Présidentielle au Venezuela : María Corina Machado remporte les primaires de l’opposition

La libérale María Corina Machado, frappée d’inéligibilité par le régime en place, a remporté dimanche les primaires de l’opposition au Venezuela en vue de l’élection présidentielle de 2024 que briguera le président Nicolás Maduro.

Photo : LaPresse.ca

Frappée d’inéligibilité mais en tête pour représenter l’opposition vénézuélienne. La libérale María Corina Machado a remporté dimanche 22 octobre les primaires de l’opposition au Venezuela en vue de la présidentielle de 2024, selon la commission qui organisait le scrutin. Celle qui appartient à l’aile la plus radicale de l’opposition l’a emporté avec 26 % des voix d’après la commission, qui a dépouillé près de 92 % des bulletins de vote. Son plus proche rival, Carlos Prosperi, qui avait dénoncé des irrégularités dans le processus, a obtenu 5 % des suffrages, les autres ayant obtenu moins de 1 % des voix. « Nous faisons partie d’une histoire citoyenne et ce que nous avons vu aujourd’hui [dimanche] est une avalanche citoyenne à l’intérieur et à l’extérieur du Venezuela », a déclaré María Corina Machado avant l’annonce des résultats, évoquant les électeurs dans le pays et de l’étranger.

Libérale et fervente opposante au chavisme

Cette ingénieure de 56 ans et ex-députée s’est, cependant, vue interdire en juin d’exercer toute fonction publique pendant 15 ans. Une inéligibilité que les États-Unis, qui ont allégé cette semaine les sanctions contre le Venezuela au lendemain de la reprise du dialogue entre le pouvoir et l’opposition, poussent à faire lever. María Corina Machado, qui s’est imposée par ses discours directs et sans concessions, est accusée par le régime de Caracas de corruption et d’avoir soutenu les sanctions de la communauté internationale contre le Venezuela. Fervente opposante au chavisme – du nom de Hugo Chavez, figure de la gauche radicale latino-américaine et défunt prédécesseur de Nicolás Maduro –, elle veut imposer une économie libérale, avec notamment la privatisation des entreprises publiques.

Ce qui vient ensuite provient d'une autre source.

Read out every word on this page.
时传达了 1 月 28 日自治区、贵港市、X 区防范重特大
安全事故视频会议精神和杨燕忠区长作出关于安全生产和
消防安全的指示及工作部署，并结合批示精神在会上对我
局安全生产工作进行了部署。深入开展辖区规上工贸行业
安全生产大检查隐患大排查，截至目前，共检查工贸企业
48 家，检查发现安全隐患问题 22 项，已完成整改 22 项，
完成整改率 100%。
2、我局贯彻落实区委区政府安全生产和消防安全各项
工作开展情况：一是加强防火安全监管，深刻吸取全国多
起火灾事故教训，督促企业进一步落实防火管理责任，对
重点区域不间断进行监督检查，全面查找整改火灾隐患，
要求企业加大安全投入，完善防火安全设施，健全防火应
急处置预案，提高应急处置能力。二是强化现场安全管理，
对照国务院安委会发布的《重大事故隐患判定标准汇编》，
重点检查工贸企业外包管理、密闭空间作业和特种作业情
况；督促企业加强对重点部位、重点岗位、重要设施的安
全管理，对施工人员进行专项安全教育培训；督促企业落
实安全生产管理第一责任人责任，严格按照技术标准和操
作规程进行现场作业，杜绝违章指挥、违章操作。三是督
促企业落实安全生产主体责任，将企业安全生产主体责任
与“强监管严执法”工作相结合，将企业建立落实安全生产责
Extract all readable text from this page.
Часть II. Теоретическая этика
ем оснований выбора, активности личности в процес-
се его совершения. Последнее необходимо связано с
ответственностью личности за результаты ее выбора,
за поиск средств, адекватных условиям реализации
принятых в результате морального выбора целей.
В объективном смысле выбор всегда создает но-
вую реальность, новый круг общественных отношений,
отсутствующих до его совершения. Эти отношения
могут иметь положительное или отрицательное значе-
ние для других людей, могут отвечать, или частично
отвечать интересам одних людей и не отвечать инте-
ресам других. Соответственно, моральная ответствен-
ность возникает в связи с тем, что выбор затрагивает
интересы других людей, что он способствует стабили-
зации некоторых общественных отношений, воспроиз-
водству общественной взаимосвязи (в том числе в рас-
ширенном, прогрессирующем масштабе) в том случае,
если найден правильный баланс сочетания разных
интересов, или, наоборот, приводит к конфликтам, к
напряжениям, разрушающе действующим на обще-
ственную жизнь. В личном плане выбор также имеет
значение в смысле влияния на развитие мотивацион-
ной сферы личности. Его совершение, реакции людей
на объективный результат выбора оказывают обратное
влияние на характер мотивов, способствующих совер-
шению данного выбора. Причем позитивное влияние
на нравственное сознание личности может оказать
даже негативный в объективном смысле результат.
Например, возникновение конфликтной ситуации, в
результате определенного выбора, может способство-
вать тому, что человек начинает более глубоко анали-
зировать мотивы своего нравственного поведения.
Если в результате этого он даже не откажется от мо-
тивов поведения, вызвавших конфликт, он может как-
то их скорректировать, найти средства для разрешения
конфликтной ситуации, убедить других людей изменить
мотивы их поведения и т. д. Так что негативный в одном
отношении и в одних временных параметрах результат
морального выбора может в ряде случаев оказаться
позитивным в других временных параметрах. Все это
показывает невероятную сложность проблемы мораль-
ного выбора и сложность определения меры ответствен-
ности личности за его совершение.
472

« Peu à peu, elle s’est arrogé le monopole de l’alternative à l’opposition classique », dont les échecs répétés ont lassé les militants, analyse Luis Vicente León, directeur de l’institut de sondage Datanalisis. Les primaires se sont tenues au terme d’une semaine riche en annonces, avec un accord entre le pouvoir et l’opposition pour que se tienne une présidentielle au second semestre 2024, la libération de cinq prisonniers politiques, le déblocage de trois milliards de dollars de fonds gelés pour des dépenses sociales et, surtout, une levée temporaire des principales sanctions américaines. Le dialogue entre opposition et gouvernement, qui s’est tenu à La Barbade sous les auspices de la Norvège, n’a cependant pas suffi à résoudre la question de l’inéligibilité de la plupart des leaders de l’opposition, notamment celle de María Corina Machado. Washington lie l’allègement prolongé des sanctions à une amélioration de la situation politique dans le pays et a dit s’attendre à ce que « tous » les candidats puissent se présenter aux élections générales de 2024.

Des bureaux de vote improvisés dans la rue

L’opposition n’a pas reconnu la réélection de Nicolás Maduro, en 2018, lors d’un scrutin largement considéré comme frauduleux et non reconnu par de nombreux pays. L’année suivante, Washington a renforcé contre Caracas les sanctions imposées pour la première fois en 2015 en raison de la répression brutale de manifestations antigouvernementales. Bien que son parti ne l’ait pas encore officiellement proclamé, Nicolás Maduro briguera sans doute un troisième mandat de six ans l’année prochaine.

Les primaires visant à désigner son prochain rival ont été organisées dans une improvisation relative, après des mois de tergiversations, mais aussi d’opérations de « sabotage » orchestrées par le pouvoir, selon l’opposition. Cette dernière a renoncé à faire appel au Conseil national électoral (CNE) pour organiser le vote, jugé trop proche du pouvoir. Certains bureaux de vote ont ainsi dû être improvisés dans la rue, d’autres chez des particuliers.

« Je veux un changement, pour mes enfants, pour mon pays », a témoigné Margarita Fuenmayor, une habitante d’un quartier de la capitale Caracas, bastion progouvernemental, qui a proposé sa maison comme bureau de vote. Le Venezuela a vu son PIB se contracter de 80 % en dix ans, ce qui a poussé plus de sept millions de personnes a fuir le pays depuis l’effondrement de son économie, selon l’ONU.